Disappointingly, I find myself refusing to make most of the leaps the guys make and the book irritates me far more than it impresses me. There is a long, seemingly convincing argument about the correlation of population size with soccer success.
To which one just wants to say one word: Uruguay.
How can a nation of 3.3 million (only six smaller nations have ever even made it to the finals) have two World Cups and 14 Copa Libertadores and two Olympic golds? It makes no sense.
Uruguay will go into tonight’s match as underdogs and villains, having stolen Ghana’s glory in the quarter-final. I don’t care. I’m with them.

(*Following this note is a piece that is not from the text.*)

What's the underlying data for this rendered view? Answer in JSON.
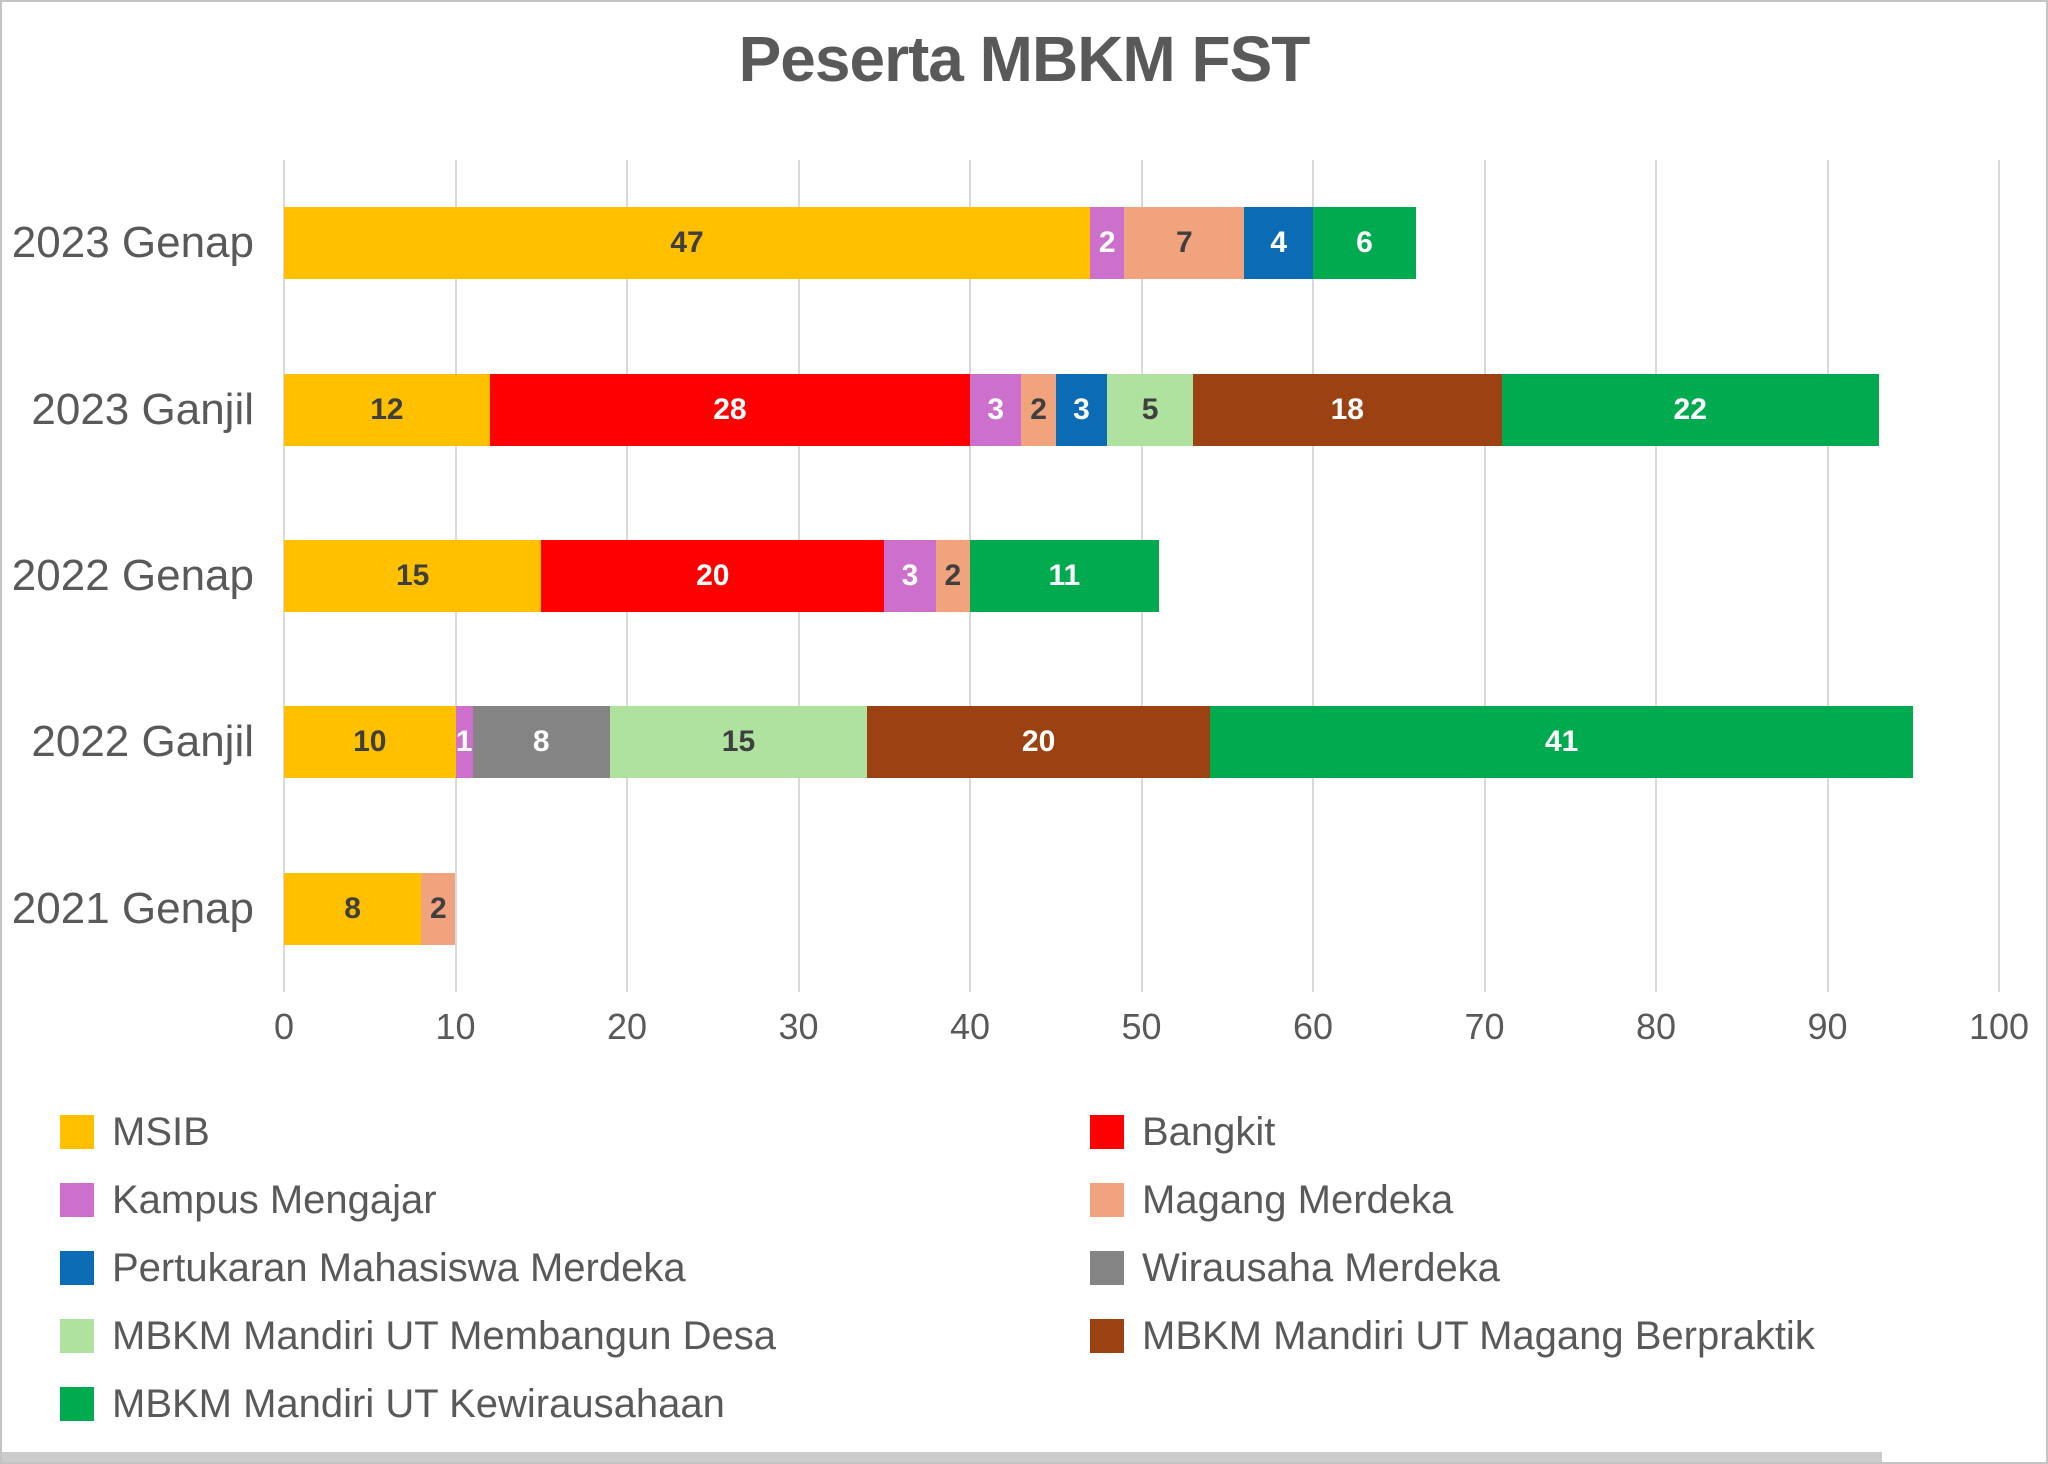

Any place whose name translates as lyrically as Uruguay’s has my support. The name means River of the Painted Birds. Any nation that chooses, out of respect, to play in the sky blue of the Dubs, again they have my respect and support.
And any team playing as unlikely a pair up front as Diego Forlan and Sebastian Abreu.
Forlan is one of those players whose failure in England seems more like an indictment of the game there than of the player.
He works with such heart and intelligence surely a team could have been built around him? Instead, he scored 10 goals in three years at Old Trafford before heading off to Spain where he has scored 120 goals in six seasons.
And Abreu? What sort of a man chips the goalie with the last penalty of a World Cup penalty shoot-out? That image of him walking back, tattooed arms spread and grin illuminating the stadium. Well that’s what you pay money to see.
There aren’t enough Uruguayans around to make a dent in Cape Town’s colour scheme and the neutrals won’t go for them after the Hand of God incident.
They never had a chance anyway. Cape Town is being reclaimed by the Dutch.
They first took it back in 1652 when Jan van Riebeeck set up a port of call for the Dutch East India Company (Does it ever strike you Irish history started to go wrong with our failure to establish our own Irish East India Company? Everybody else seems to have had an East India Company.)
They stayed, lost the Cape, got it back, sold it to the English and in 1836 went off, 10,000 or so families of them, on that mythical Afrikaneer adventure, the Groot Trek, or Great Trek, just a huge caravan of these people heading off into the northern interior of the country to begin new lives.
It’s funny but ever since then Dutch fans seem incapable of moving anywhere in units of less than 10,000 at a time.
What a twist of fate it has been for South Africa. When they first started day-dreaming of hosting this competition they can scarcely have thought the local populace, the majority grouping in the country, would be faced with choosing between a little known South American country who beat Bafana Bafana 3-0 and then killed off Ghana,or the Orange of the home place of the old Afrikaaners. Most of the people you spoke to in Cape Town yesterday were firm in their choice. Germany.